I picked this up for the cult-like commune, mainly. I’m a sucker for stories of cult members discovering that there’s something rotten behind the perfect facade of their cult, and I thought this book might have some of that.

Except I was immediately engaged by Travis and his hunt for the missing Maggie St. James. He’s a loner – no family, no home, nothing to live for, on the verge of driving into the wilderness and disappearing forever. But he can see visions of the past by touching associated objects, and that makes him damn good at finding missing people. Maggie has been missing for five years and a friend convinces Travis to take the case. He visits the place where Maggie’s abandoned car was found and discovers a hidden path deep into the woods. His investigation through the deep empty woods is peppered with his backstory and how he ended up here, five hours deep into a snowy forest.

But as the back cover tells us, he vanishes too. When the story switched to the alternating perspectives of Theo, Calla, and Bee, it very nearly lost me. None of those three characters – curious Theo, fearful Calla, and bold but blind Bee – engaged me nearly as much as Travis did. But I was at least curious enough about what happened to Travis and Maggie to keep reading.

I guess it was really strong curiosity, because after Travis is out of the picture, the story slows to a snail’s pace. It’s such a slow burn that you don’t even realize anything’s on fire until nearly halfway through. But I really did want to know what happened to Travis, especially since the few clues I was given added up to “this makes no sense at all.” And around the halfway point, it did pick up. Characters started realizing other characters were keeping secrets, clues started popping up that filled in a few answers but left more questions, and I started to get hints of just how sinister things were under the surface of Pastoral.

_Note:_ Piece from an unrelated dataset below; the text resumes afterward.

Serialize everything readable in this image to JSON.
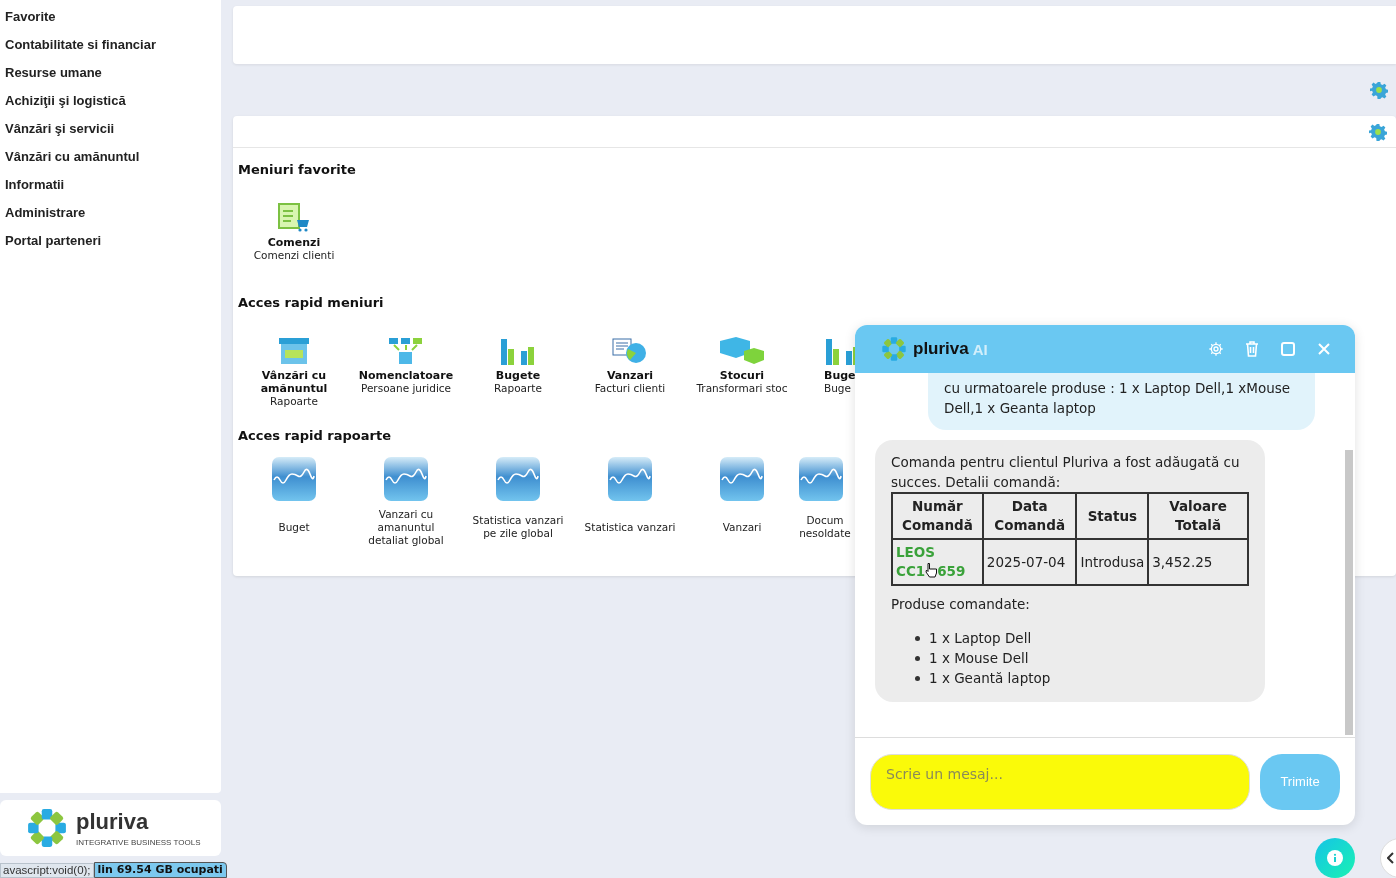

This was the kind of book that kept me coming up with theories for the true answer, and even though I did guess all the reveals, for most of them I formulated the correct guess only a few pages before the reveal. (One I did guess pretty far in advance, but it was more because my plot psychic tendencies immediately jumped to “this is the most shocking option so it’s obviously the answer” than any actual on-page evidence.)

This book was significantly slower than most books I enjoy, but it was well-plotted, I only saw one of the big twists coming, and it managed to keep me engaged and asking questions up until the end. I don’t think it will end up on any Bluejay’s Personal Favorite Books lists, but I’m glad I stuck it out and finished the story.